Underscores in some Windows log based rules

[alekwisnia]

Recently I've run into issue with "ESCU - Kerberoasting spn request with RC4 encryption - Rule" rule, which is based on kerberoasting_spn_request_with_rc4_encryption.yml. They both mention fields Ticket_Options and Ticket_Encryption_Type (the rule also mentions Service_Name). It haven't worked well, because Windows event log contains those fields without underscores.

I use a standard setup with Splunk Windows app, so parsing the logs should be fine.

My guess is there might be more Windows rules containing underscores.

[ljstella]

Hey @alekwisnia

Thanks for reaching out. Can you confirm if your Windows logs are of the xmlwineventlog variant, or the wineventlog variant?

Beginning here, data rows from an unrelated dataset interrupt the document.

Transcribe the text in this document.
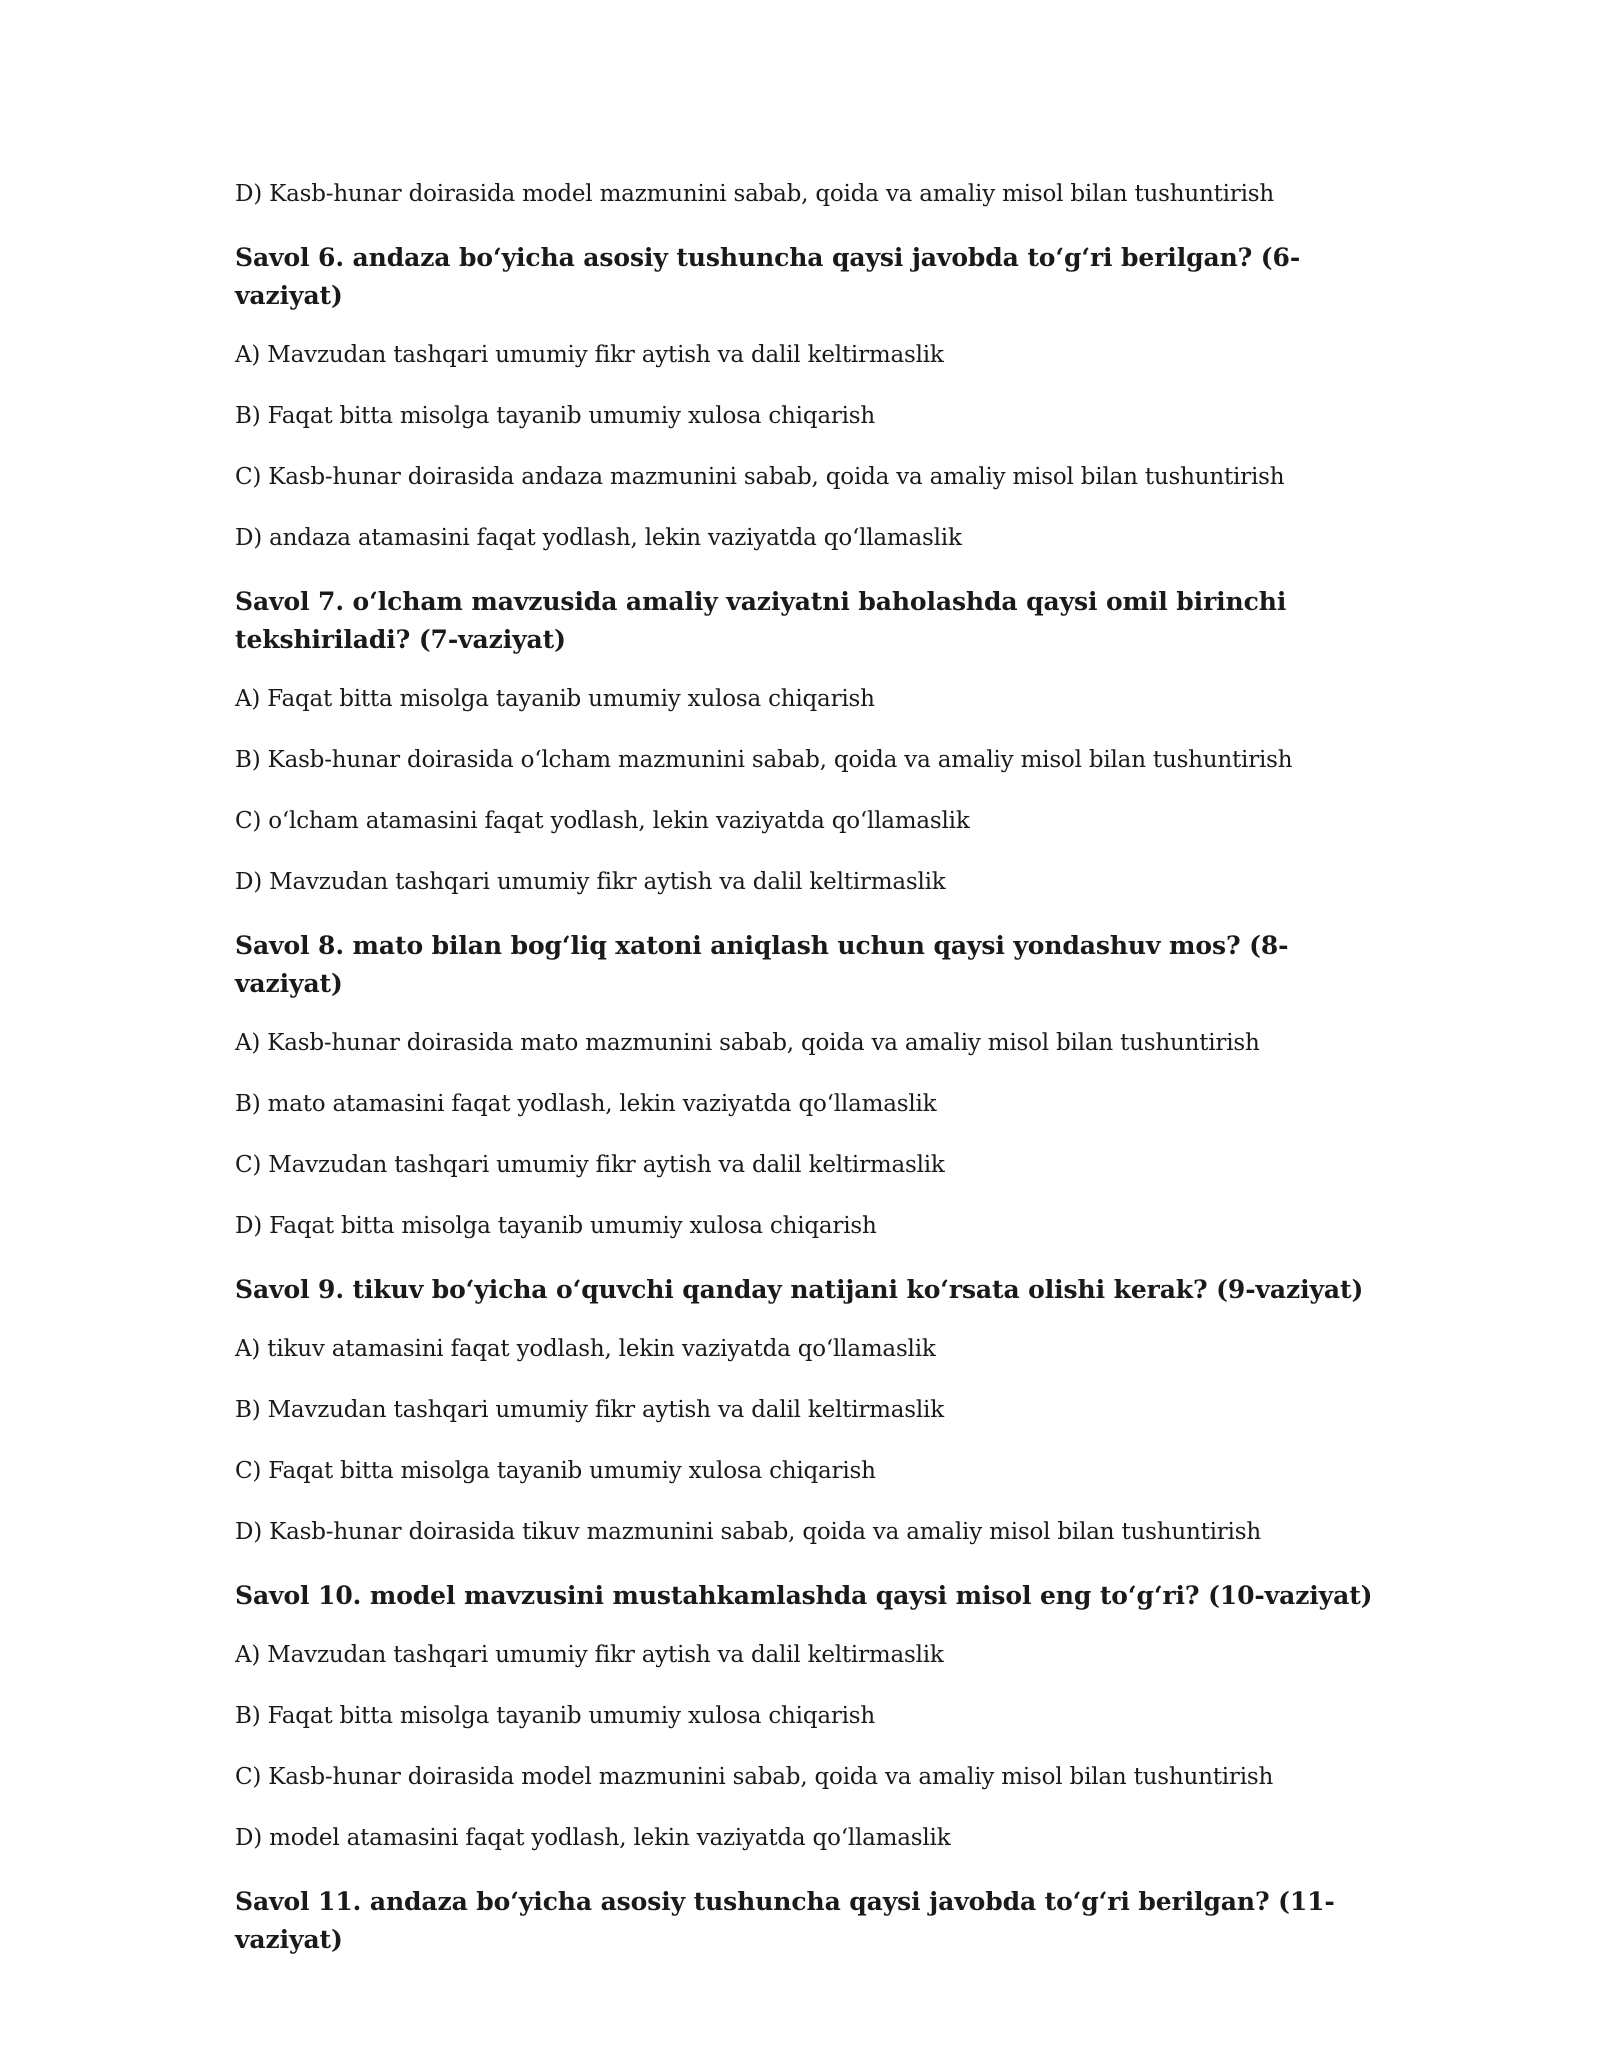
D) Kasb-hunar doirasida model mazmunini sabab, qoida va amaliy misol bilan tushuntirish

Savol 6. andaza bo‘yicha asosiy tushuncha qaysi javobda to‘g‘ri berilgan? (6-vaziyat)

A) Mavzudan tashqari umumiy fikr aytish va dalil keltirmaslik

B) Faqat bitta misolga tayanib umumiy xulosa chiqarish

C) Kasb-hunar doirasida andaza mazmunini sabab, qoida va amaliy misol bilan tushuntirish

D) andaza atamasini faqat yodlash, lekin vaziyatda qo‘llamaslik

Savol 7. o‘lcham mavzusida amaliy vaziyatni baholashda qaysi omil birinchi tekshiriladi? (7-vaziyat)

A) Faqat bitta misolga tayanib umumiy xulosa chiqarish

B) Kasb-hunar doirasida o‘lcham mazmunini sabab, qoida va amaliy misol bilan tushuntirish

C) o‘lcham atamasini faqat yodlash, lekin vaziyatda qo‘llamaslik

D) Mavzudan tashqari umumiy fikr aytish va dalil keltirmaslik

Savol 8. mato bilan bog‘liq xatoni aniqlash uchun qaysi yondashuv mos? (8-vaziyat)

A) Kasb-hunar doirasida mato mazmunini sabab, qoida va amaliy misol bilan tushuntirish

B) mato atamasini faqat yodlash, lekin vaziyatda qo‘llamaslik

C) Mavzudan tashqari umumiy fikr aytish va dalil keltirmaslik

D) Faqat bitta misolga tayanib umumiy xulosa chiqarish

Savol 9. tikuv bo‘yicha o‘quvchi qanday natijani ko‘rsata olishi kerak? (9-vaziyat)

A) tikuv atamasini faqat yodlash, lekin vaziyatda qo‘llamaslik

B) Mavzudan tashqari umumiy fikr aytish va dalil keltirmaslik

C) Faqat bitta misolga tayanib umumiy xulosa chiqarish

D) Kasb-hunar doirasida tikuv mazmunini sabab, qoida va amaliy misol bilan tushuntirish

Savol 10. model mavzusini mustahkamlashda qaysi misol eng to‘g‘ri? (10-vaziyat)

A) Mavzudan tashqari umumiy fikr aytish va dalil keltirmaslik

B) Faqat bitta misolga tayanib umumiy xulosa chiqarish

C) Kasb-hunar doirasida model mazmunini sabab, qoida va amaliy misol bilan tushuntirish

D) model atamasini faqat yodlash, lekin vaziyatda qo‘llamaslik

Savol 11. andaza bo‘yicha asosiy tushuncha qaysi javobda to‘g‘ri berilgan? (11-vaziyat)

It appears you're trying to use a detection that was built with one in mind and your logs are of the other sourcetype.

[alekwisnia]

Yes, I can confirm it's xmlwineventlog . Moreover, if you have a look at official MS documentation for EventCode 4769, it also mentions those fields without underscores.
https://docs.microsoft.com/en-us/windows/security/threat-protection/auditing/event-4769

[ljstella]

@alekwisnia Thanks for confirming that. This detection was built with the multiline wineventlog sourcetype originally. Some fields in these events have spaces in them, which are replaced by underscores by the Windows TA.

In an upcoming release, an update for this detection (along with other detections using wineventlog fieldnames) will be released that targets xmlwineventlog instead.

[josehelps]

@alekwisnia we have an internal effort tracked under ticket: TR-3611 to convert some remaining detections over to Windows XML log format. Hoping we can get this out asap please hang tight.